Are you in danger from Christmas?
Car crashes, food poisoning and booze - just 3 factors that go towards making the festive season a particularly dangerous time of year.
Official figures show that accidents and avoidable deaths peak between the week leading up to Christmas Day and the end of the third week in January.
The NHS says although wintry weather is partly responsible, there are some specific threats to life and health that stem from the Christmas holiday season.
Excess winter deaths
Seasonal illnesses brought on by winter viruses and the cold typically cause the death rate in England and Wales to climb by about 20% from December to March. This causes around 25,000 extra deaths each year.
Figures from the Office for National Statistics (ONS) show that, on average, the 4 week Christmas period is responsible for an extra 2,481 deaths each year.
The data shows that by Christmas Eve, an average of 1,682 people die each day – a rise of around 10% on the beginning of December – and that this climbs to 1,766 on New Year's Day.
The NHS lists a series of factors that make the festive particularly dangerous. These are:
- Traffic accidents in December, which go up around 30% for women and 9% for men
- Accidental poisoning during December, which rises by about 15% for women and 10% for men
- Accidental falls, which rise by about 16% for women and 21% for men during December
- Accidents caused by fire in December, which increase by about 40% for women and 27% for men
- Accidents due to natural and environmental factors, such as exposure to cold or flooding during January, which go up by about 103% for women and 145% for men
- After the main Christmas festivities are over, January sees an increase in suicides of around 3% for women and 5% for men
- Homicides and assaults on women rise by about 12% in January.
The Christmas season sees a sharp rise in drinking and taking drugs. ONS statistics show that Britons drink 41% more during December than the monthly average.
The number of deaths where the underlying cause is alcohol and drugs is 13% above the December and January daily average between December 21st and January 19th.

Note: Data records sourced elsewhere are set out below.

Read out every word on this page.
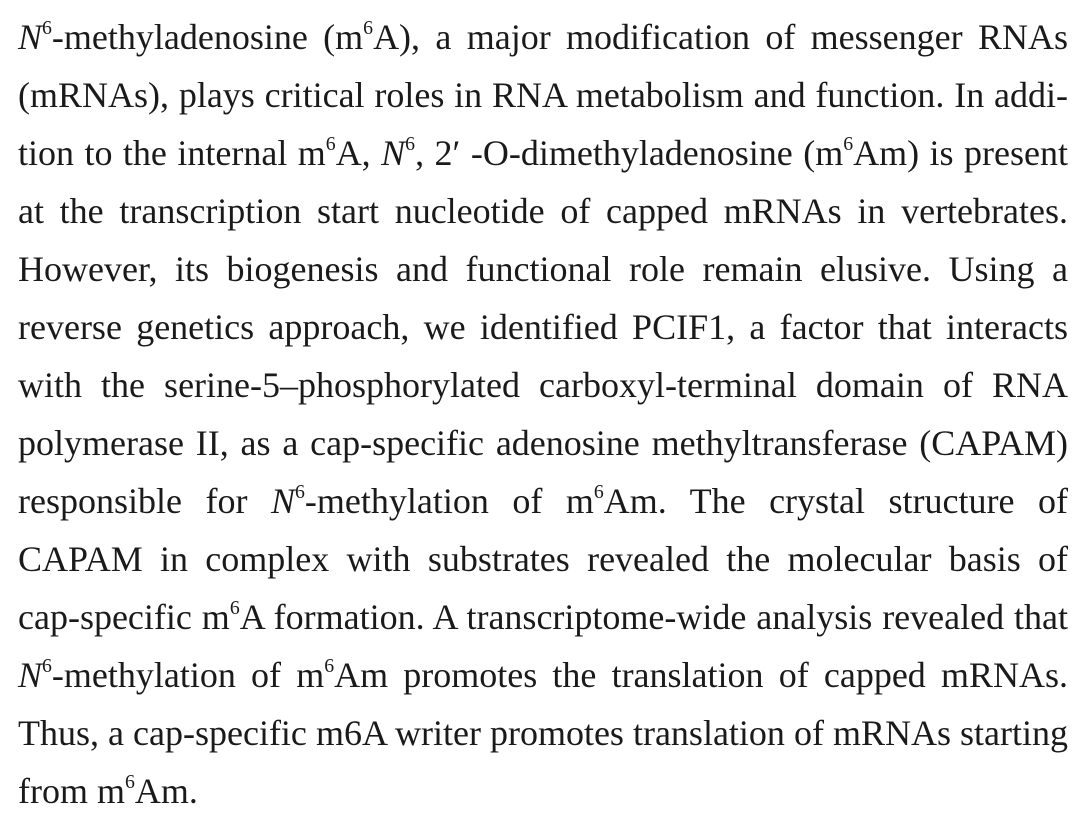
$N^6$-methyladenosine $(m^6A)$, a major modification of messenger RNAs
(mRNAs), plays critical roles in RNA metabolism and function. In addi-
tion to the internal $m^6A$, $N^6$, 2′ -O-dimethyladenosine $(m^6Am)$ is present
at the transcription start nucleotide of capped mRNAs in vertebrates.
However, its biogenesis and functional role remain elusive. Using a
reverse genetics approach, we identified PCIF1, a factor that interacts
with the serine-5–phosphorylated carboxyl-terminal domain of RNA
polymerase II, as a cap-specific adenosine methyltransferase (CAPAM)
responsible for $N^6$-methylation of $m^6Am$. The crystal structure of
CAPAM in complex with substrates revealed the molecular basis of
cap-specific $m^6A$ formation. A transcriptome-wide analysis revealed that
$N^6$-methylation of $m^6Am$ promotes the translation of capped mRNAs.
Thus, a cap-specific m6A writer promotes translation of mRNAs starting
from $m^6Am$.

With offices, factories, and schools closed, it is not surprising that more of us will have accidents in the home. The number of deaths each day during the 4 week Christmas period goes up by 15% on the average for December and January.
It may sound surprising that the humble Christmas tree appears to be a major threat to life and limb.
Every year about 1,000 people are injured by their Christmas tree, usually while fixing stars and lights to the higher branches. Around 350 people a year are hurt by Christmas tree lights, as a result of falling while putting them up, getting electric shocks and burns, or children swallowing the bulbs.